Ooh! Tasty!

When you come to know Big Blake, our muscular English Lab, you quickly learn three things.

First, that he is enthusiastic, as befits a dog who is 11 years old going on 2. He never descends stairs when he can charge them. He neve lets out one bark when 75 will do. And why simply greet someone when you can knock them right off their feet?

Second, that he is a coward about water. I don’t mean the baths that every dog dreads. I mean that he won’t go outside when rain is falling, and that even dashing through a sprinkler is a traumatic event that has to be worked up to.

Finally, and most importantly, he eats. Anything.

Big deal, I hear you see, he’s a Lab. Let me repeat: AN-Y-THING.

Entire bag of chocolate chips? Check.

Enough crayons to decorate the yard? Double-check.

So many baby wipes that he turned into a canine Kleenex box at the other end? Check and mate.

So when my wife Heather called me at work and told me that Blake might need a vet run, I was anything but surprised.

“I think he ate a bunch of aluminum foil while I was in the bathroom,” she told me.
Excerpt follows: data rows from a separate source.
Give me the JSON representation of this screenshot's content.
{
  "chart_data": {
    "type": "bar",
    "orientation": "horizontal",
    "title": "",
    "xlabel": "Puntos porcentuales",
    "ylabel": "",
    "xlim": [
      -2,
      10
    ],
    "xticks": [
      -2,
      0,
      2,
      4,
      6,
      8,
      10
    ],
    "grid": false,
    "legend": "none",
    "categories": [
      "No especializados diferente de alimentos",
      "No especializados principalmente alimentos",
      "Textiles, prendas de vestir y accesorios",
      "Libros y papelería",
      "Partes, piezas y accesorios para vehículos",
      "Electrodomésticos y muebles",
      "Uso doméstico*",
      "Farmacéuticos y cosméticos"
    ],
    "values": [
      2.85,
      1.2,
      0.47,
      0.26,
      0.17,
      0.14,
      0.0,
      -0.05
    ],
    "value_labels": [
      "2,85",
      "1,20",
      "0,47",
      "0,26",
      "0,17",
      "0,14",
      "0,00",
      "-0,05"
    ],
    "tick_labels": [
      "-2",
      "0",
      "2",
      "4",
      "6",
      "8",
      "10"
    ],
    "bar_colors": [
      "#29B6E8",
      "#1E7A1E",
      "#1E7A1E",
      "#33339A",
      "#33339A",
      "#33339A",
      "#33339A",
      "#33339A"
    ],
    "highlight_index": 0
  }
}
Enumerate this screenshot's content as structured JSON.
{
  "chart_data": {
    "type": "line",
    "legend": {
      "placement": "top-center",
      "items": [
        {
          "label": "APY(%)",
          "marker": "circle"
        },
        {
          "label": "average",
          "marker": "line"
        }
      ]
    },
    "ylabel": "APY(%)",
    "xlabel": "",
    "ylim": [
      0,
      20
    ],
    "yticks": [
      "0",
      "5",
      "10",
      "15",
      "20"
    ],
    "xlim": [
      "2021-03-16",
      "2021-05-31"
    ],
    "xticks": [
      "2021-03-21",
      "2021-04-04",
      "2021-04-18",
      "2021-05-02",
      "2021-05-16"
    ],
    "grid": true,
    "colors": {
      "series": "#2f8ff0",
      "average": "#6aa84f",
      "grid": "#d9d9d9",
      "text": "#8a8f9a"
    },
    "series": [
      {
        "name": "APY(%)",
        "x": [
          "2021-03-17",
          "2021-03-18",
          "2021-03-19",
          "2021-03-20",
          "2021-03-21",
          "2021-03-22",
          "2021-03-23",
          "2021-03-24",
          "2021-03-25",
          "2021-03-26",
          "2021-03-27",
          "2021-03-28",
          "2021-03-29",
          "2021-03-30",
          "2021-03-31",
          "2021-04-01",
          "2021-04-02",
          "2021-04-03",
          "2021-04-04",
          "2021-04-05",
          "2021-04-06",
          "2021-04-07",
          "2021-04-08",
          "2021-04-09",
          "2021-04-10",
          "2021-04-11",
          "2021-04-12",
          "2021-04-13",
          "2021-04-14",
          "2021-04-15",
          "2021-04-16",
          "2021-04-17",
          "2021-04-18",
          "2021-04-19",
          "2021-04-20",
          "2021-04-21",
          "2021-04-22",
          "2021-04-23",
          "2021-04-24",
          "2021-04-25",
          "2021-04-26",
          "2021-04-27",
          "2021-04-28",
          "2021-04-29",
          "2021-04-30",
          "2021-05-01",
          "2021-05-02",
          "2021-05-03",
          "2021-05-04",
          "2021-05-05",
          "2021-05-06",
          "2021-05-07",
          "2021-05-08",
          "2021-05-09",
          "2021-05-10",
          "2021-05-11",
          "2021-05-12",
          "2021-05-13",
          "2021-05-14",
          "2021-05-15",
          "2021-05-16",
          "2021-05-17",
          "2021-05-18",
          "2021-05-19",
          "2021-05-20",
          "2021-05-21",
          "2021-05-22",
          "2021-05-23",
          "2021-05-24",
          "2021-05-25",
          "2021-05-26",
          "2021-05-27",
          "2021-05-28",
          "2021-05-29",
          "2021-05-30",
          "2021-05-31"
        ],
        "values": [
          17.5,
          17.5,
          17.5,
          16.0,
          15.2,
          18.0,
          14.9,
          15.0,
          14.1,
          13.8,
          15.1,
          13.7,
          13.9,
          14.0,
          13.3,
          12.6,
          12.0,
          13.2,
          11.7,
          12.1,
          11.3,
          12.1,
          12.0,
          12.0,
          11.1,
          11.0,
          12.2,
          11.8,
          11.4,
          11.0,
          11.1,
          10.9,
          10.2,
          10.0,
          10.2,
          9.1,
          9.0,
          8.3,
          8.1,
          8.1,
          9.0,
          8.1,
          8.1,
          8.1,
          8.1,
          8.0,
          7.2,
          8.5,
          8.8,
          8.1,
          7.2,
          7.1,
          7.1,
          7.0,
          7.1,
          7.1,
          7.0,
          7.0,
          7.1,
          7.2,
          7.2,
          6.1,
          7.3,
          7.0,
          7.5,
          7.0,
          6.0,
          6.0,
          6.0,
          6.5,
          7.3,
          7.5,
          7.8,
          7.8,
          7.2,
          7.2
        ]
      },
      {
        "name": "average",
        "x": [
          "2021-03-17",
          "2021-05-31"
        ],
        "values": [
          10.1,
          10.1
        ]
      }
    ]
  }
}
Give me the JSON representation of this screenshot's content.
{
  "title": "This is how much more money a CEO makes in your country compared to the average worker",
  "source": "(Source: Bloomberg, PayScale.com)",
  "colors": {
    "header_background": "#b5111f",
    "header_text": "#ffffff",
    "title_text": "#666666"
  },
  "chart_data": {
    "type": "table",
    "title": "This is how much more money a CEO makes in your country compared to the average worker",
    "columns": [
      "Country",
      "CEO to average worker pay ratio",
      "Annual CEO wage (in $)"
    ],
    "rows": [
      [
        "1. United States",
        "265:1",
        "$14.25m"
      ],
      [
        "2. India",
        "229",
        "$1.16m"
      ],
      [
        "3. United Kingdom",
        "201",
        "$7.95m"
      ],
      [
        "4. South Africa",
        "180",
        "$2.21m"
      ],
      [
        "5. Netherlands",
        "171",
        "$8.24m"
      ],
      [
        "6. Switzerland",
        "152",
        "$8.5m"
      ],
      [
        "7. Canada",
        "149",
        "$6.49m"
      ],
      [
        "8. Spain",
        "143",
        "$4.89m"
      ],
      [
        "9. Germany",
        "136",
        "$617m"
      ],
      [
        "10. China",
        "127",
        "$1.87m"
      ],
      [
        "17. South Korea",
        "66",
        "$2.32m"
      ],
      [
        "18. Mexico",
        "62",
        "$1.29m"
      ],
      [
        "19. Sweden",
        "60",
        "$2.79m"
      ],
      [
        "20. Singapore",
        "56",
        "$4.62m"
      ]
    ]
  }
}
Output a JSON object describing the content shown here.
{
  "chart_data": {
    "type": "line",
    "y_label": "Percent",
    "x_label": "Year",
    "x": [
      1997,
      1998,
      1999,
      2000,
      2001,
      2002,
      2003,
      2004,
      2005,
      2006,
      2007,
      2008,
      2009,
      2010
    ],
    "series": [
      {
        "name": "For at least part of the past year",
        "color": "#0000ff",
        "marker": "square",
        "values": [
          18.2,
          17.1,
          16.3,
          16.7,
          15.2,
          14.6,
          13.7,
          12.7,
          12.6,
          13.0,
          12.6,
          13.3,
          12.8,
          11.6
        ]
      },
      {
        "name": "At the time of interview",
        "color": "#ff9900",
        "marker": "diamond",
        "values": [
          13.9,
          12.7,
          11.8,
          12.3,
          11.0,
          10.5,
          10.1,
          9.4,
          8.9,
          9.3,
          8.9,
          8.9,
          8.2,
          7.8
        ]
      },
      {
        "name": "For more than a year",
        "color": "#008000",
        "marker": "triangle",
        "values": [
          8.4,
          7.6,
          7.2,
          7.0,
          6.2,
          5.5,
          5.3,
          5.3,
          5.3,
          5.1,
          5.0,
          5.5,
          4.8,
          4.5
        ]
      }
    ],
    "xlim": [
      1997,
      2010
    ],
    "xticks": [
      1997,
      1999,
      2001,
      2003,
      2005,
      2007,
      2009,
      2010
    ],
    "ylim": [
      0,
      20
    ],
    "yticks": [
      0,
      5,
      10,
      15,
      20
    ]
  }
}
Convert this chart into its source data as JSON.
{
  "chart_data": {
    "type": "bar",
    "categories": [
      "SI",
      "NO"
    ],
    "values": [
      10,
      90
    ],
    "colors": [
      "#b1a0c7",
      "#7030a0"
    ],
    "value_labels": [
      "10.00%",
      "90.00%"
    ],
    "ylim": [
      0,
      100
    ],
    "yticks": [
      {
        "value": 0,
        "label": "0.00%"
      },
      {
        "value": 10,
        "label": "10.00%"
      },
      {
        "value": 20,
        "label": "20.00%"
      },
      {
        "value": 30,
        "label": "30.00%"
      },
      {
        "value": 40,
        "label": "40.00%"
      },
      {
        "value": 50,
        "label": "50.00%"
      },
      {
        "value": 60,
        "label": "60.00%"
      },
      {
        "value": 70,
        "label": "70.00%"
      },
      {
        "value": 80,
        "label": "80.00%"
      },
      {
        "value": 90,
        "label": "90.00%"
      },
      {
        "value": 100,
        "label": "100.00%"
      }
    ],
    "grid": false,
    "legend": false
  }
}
Mind you, aluminum is not a Typical Dietary Supplement(tm) in this house, even for our canine trash compactor o’doom. But Heather had been making no-bake cookies and disposed of a fair amount of aluminum wrap afterward. When she came out of the bathroom, she saw that there was no longer any wrap in the bin … and that Blake was enthusiastically licking the last piece of thin metal on the floor until it gleamed.

And thus did Blake resume his starring role at the veterinarian, induced to bring up what had been down.

In retrospect, this should not have been a surprise. Blake smelled cookies. Blake had the physique and opportunity to pursue the wonderful smell. And given that his first impulse is to turn anything remotely edible into Blake fuel, he wasn’t going to care that the remnants of sweet-smelling goop still had thin metal attached.

At least, not until he was made to care. Rather abruptly. And then spent the afternoon woozy and sulking.

Sounds familiar, doesn’t it?

I don’t mean that any of us are in the habit of eating aluminum. (Though if you find the cans to be the best part of a refreshing Dr Pepper, the Weekly World News is on line two.) But as a species, we do have a habit of jumping to decisions that seem oh-so-good at the time, only to discover that there’s stuff attached that doesn’t feel so good later.

It might be the attractive face that (poorly) hides the toxic personality. The anti-terrorist laws that say “Quick, be safe! And don’t worry about that silly Fourth Amendment.” And the ever-familiar candidate who has your best interests at heart, really, and then does a mile-long swath of damage that anyone with a newspaper subscription and a fourth-grade reading ability could have anticipated.

I’m not saying that we should never compromise on anything, that nothing less than perfect is acceptable. That way lies paralysis, and possibly a career in Congress. What I am saying is that too often, many of us don’t even think about whether compromise is necessary at all or consider what’s being traded off. We simply act, and then deal with unpleasant consequences later.

And “later” has a way of arriving sooner than we think.

Forethought isn’t as fun, I know. Especially in a world where everything demands to be done now-now-now. But it’s worth taking the time to consider, to weigh, to discuss. When you articulate what you want, you force yourself to think about what you’re getting. And what comes with it. And whether it’s worth it at all.

That’s valuable, no matter what you’re doing in life.

After all, no one wants to be foiled again.